Usually when an existing restaurant opens a sibling bar next door, it's on the small side (see: Artusi, Sambar, Bar Cotto). But anyone who has frequented Ground Control in Georgetown can’t help but do a double take to see the endearingly tiny café’s warehousey new offshoot, Brass Tacks. The space, formerly a big and tall store, is now home to one of the coolest-looking bars in the ‘hood, thanks to a host of salvaged items and an assortment of antique brass tacks that adorn the tables (check out the lovely photos over at Eater Seattle).
Owners/brothers Alex and Jonathan Parisi and partner Skylar Keith now have a website and have expanded their hours to 11am to 2am Tuesday through Saturday and brunch on Sundays from 10 to 4. There’s shuffleboard and foosball and house concoctions like Turkish fig whiskey and roasted jalapeno tequila are infusing away in a quaint row of Mason jars behind the bar.

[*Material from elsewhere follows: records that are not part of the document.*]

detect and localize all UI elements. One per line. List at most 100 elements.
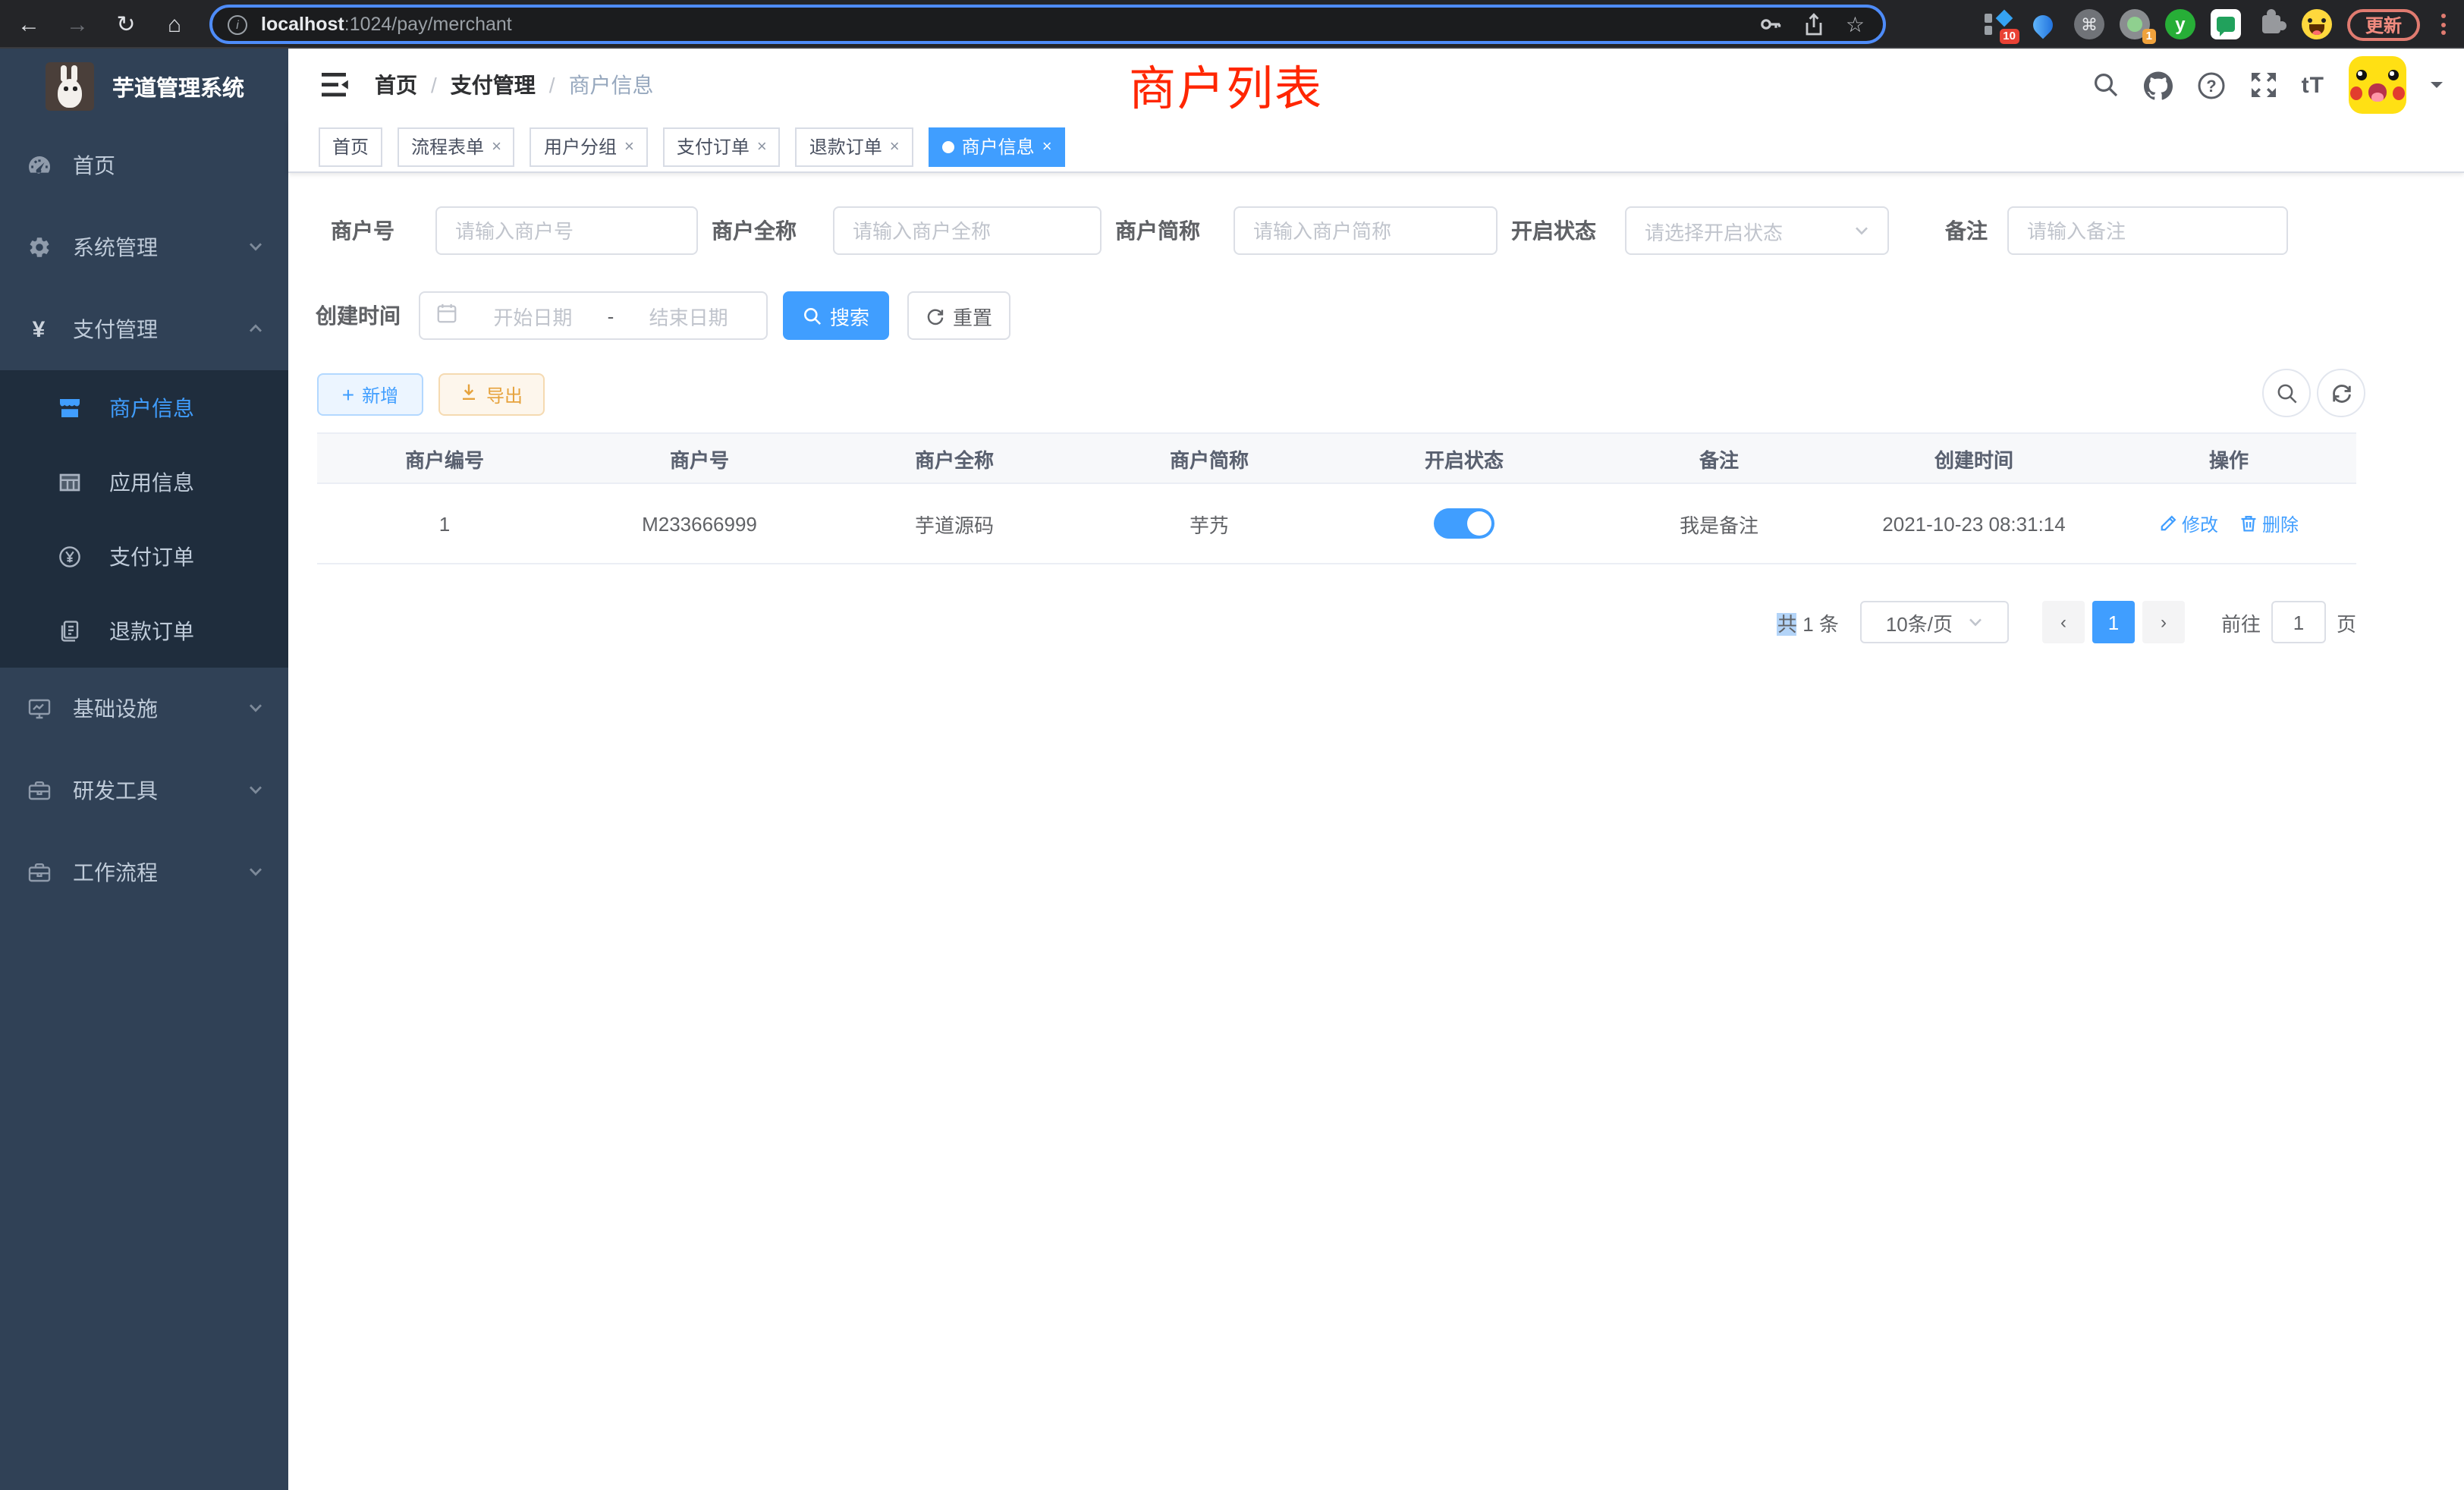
merchant-no-input[interactable]	[435, 206, 698, 255]
cell-merchant-id: 1	[317, 512, 572, 535]
close-icon[interactable]: ×	[1042, 137, 1052, 156]
close-icon[interactable]: ×	[757, 137, 767, 156]
remark-label: 备注	[1924, 206, 1988, 255]
header-search-icon[interactable]	[2092, 71, 2120, 99]
breadcrumb-pay[interactable]: 支付管理	[451, 70, 536, 100]
sidebar-collapse-icon[interactable]	[322, 71, 352, 99]
sidebar-item-system[interactable]: 系统管理	[0, 206, 288, 288]
status-select[interactable]: 请选择开启状态	[1625, 206, 1889, 255]
status-toggle-on[interactable]	[1434, 508, 1494, 539]
browser-menu-icon[interactable]	[2435, 14, 2452, 35]
col-created-at: 创建时间	[1846, 444, 2101, 473]
edit-link[interactable]: 修改	[2159, 511, 2218, 536]
short-name-input[interactable]	[1234, 206, 1498, 255]
page-1-button[interactable]: 1	[2092, 601, 2135, 643]
site-info-icon[interactable]: i	[228, 14, 247, 34]
status-extension-icon[interactable]: 1	[2120, 9, 2150, 39]
font-size-icon[interactable]: tT	[2302, 72, 2324, 98]
command-extension-icon[interactable]: ⌘	[2074, 9, 2104, 39]
chevron-down-icon	[247, 696, 264, 721]
logo[interactable]: 芋道管理系统	[0, 49, 288, 124]
tag-flow-form[interactable]: 流程表单×	[398, 127, 515, 166]
yen-circle-icon	[56, 544, 82, 568]
reset-button[interactable]: 重置	[907, 291, 1010, 340]
cell-full-name: 芋道源码	[827, 509, 1082, 538]
address-bar[interactable]: i localhost:1024/pay/merchant ☆	[209, 5, 1886, 44]
close-icon[interactable]: ×	[492, 137, 501, 156]
full-name-input[interactable]	[833, 206, 1102, 255]
browser-back-button[interactable]: ←	[15, 11, 42, 37]
remark-input[interactable]	[2007, 206, 2288, 255]
shop-icon	[56, 395, 82, 420]
prev-page-button[interactable]: ‹	[2042, 601, 2085, 643]
sidebar-item-label: 研发工具	[73, 775, 158, 806]
plus-icon: +	[342, 382, 354, 407]
tag-home[interactable]: 首页	[319, 127, 382, 166]
search-button[interactable]: 搜索	[783, 291, 889, 340]
chevron-up-icon	[247, 317, 264, 341]
toolbox-icon	[26, 860, 52, 885]
close-icon[interactable]: ×	[890, 137, 900, 156]
active-dot	[942, 140, 954, 152]
status-label: 开启状态	[1508, 206, 1596, 255]
tag-user-group[interactable]: 用户分组×	[530, 127, 648, 166]
github-icon[interactable]	[2144, 71, 2173, 99]
user-avatar[interactable]	[2349, 56, 2406, 114]
sidebar-item-home[interactable]: 首页	[0, 124, 288, 206]
top-navbar: 首页 / 支付管理 / 商户信息	[288, 49, 2464, 121]
delete-link[interactable]: 删除	[2239, 511, 2299, 536]
profile-avatar[interactable]	[2302, 9, 2332, 39]
password-key-icon[interactable]	[1759, 12, 1784, 36]
extensions-puzzle-icon[interactable]	[2256, 9, 2286, 39]
download-icon	[460, 382, 479, 407]
close-icon[interactable]: ×	[624, 137, 634, 156]
col-status: 开启状态	[1337, 444, 1592, 473]
chevron-down-icon	[247, 778, 264, 803]
goto-page-input[interactable]	[2271, 601, 2326, 643]
page-unit-label: 页	[2337, 608, 2356, 637]
sidebar-item-dev-tools[interactable]: 研发工具	[0, 750, 288, 831]
user-menu-caret-icon[interactable]	[2431, 82, 2443, 94]
add-button[interactable]: + 新增	[317, 373, 423, 416]
sidebar-item-refund-order[interactable]: 退款订单	[0, 593, 288, 668]
show-search-toggle-button[interactable]	[2262, 369, 2311, 417]
page-size-select[interactable]: 10条/页	[1860, 601, 2009, 643]
y-extension-icon[interactable]: y	[2165, 9, 2195, 39]
sidebar-item-pay[interactable]: ¥ 支付管理	[0, 288, 288, 370]
create-time-range-picker[interactable]: 开始日期 - 结束日期	[419, 291, 768, 340]
bookmark-star-icon[interactable]: ☆	[1846, 14, 1865, 35]
chevron-down-icon	[1968, 611, 1983, 633]
gear-icon	[26, 235, 52, 259]
breadcrumb-current: 商户信息	[569, 70, 654, 100]
refresh-table-button[interactable]	[2317, 369, 2365, 417]
chat-extension-icon[interactable]	[2211, 9, 2241, 39]
help-icon[interactable]: ?	[2197, 71, 2226, 99]
col-full-name: 商户全称	[827, 444, 1082, 473]
sidebar-item-label: 支付订单	[109, 541, 194, 571]
next-page-button[interactable]: ›	[2142, 601, 2185, 643]
share-icon[interactable]	[1803, 12, 1826, 36]
browser-reload-button[interactable]: ↻	[112, 11, 140, 38]
sidebar-item-pay-order[interactable]: 支付订单	[0, 519, 288, 593]
chrome-update-button[interactable]: 更新	[2347, 8, 2420, 40]
browser-forward-button[interactable]: →	[64, 11, 91, 37]
sidebar-extension-icon[interactable]: 10	[1983, 9, 2013, 39]
tag-merchant-info-active[interactable]: 商户信息×	[929, 127, 1066, 166]
sidebar-item-label: 退款订单	[109, 615, 194, 646]
sidebar-item-merchant-info[interactable]: 商户信息	[0, 370, 288, 445]
logo-image	[46, 62, 94, 111]
sidebar-item-infrastructure[interactable]: 基础设施	[0, 668, 288, 750]
tag-pay-order[interactable]: 支付订单×	[663, 127, 781, 166]
sidebar-item-app-info[interactable]: 应用信息	[0, 445, 288, 519]
export-button[interactable]: 导出	[438, 373, 545, 416]
tag-refund-order[interactable]: 退款订单×	[796, 127, 913, 166]
map-pin-extension-icon[interactable]	[2029, 9, 2059, 39]
browser-home-button[interactable]: ⌂	[161, 11, 188, 37]
fullscreen-icon[interactable]	[2250, 71, 2277, 99]
sidebar-item-workflow[interactable]: 工作流程	[0, 831, 288, 913]
cell-remark: 我是备注	[1592, 509, 1846, 538]
breadcrumb-home[interactable]: 首页	[375, 70, 417, 100]
yen-icon: ¥	[26, 316, 52, 342]
dashboard-icon	[26, 153, 52, 178]
full-name-label: 商户全称	[709, 206, 797, 255]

It’s a casual place, but Alex Parisi says Brass Tacks has set up a bottle locker of sorts in the rustic-looking alcove in the back of the bar. Store your Willet, your Pappy, whatever, and when you stop in, servers will be ready to trot your bottle out for you to admire, then serve its contents in appropriate glassware.
The Parisis also have a food truck in the works, which they plan to trot out for farmers markets and festivals. The Brass Tacks truck will serve an extension of the bar’s hearty menu, including brisket mac and cheese and wings. And—are you ready for this?—the pork fries, which consist of roast pork belly that’s been cut into fry-sized wedges, egg battered, and fried. The result, says Parisi, looks like a French fry and tasted like pork chops and applesauce. Except, you know, fried. Chef Chris Opsata, executive chef at Urban Enoteca until it closed, also lets customers preorder whole suckling pigs, full-on apple-in-the-mouth style along with a full meal of dishes like fresh oysters, fried cauliflower with truffe, chlili, and salted lemon, braised beets, and a dessert. A 10-person spread runs about $400. Clearly Brass Tacks occupies that part-bar, part-restaurant space we love so in Seattle.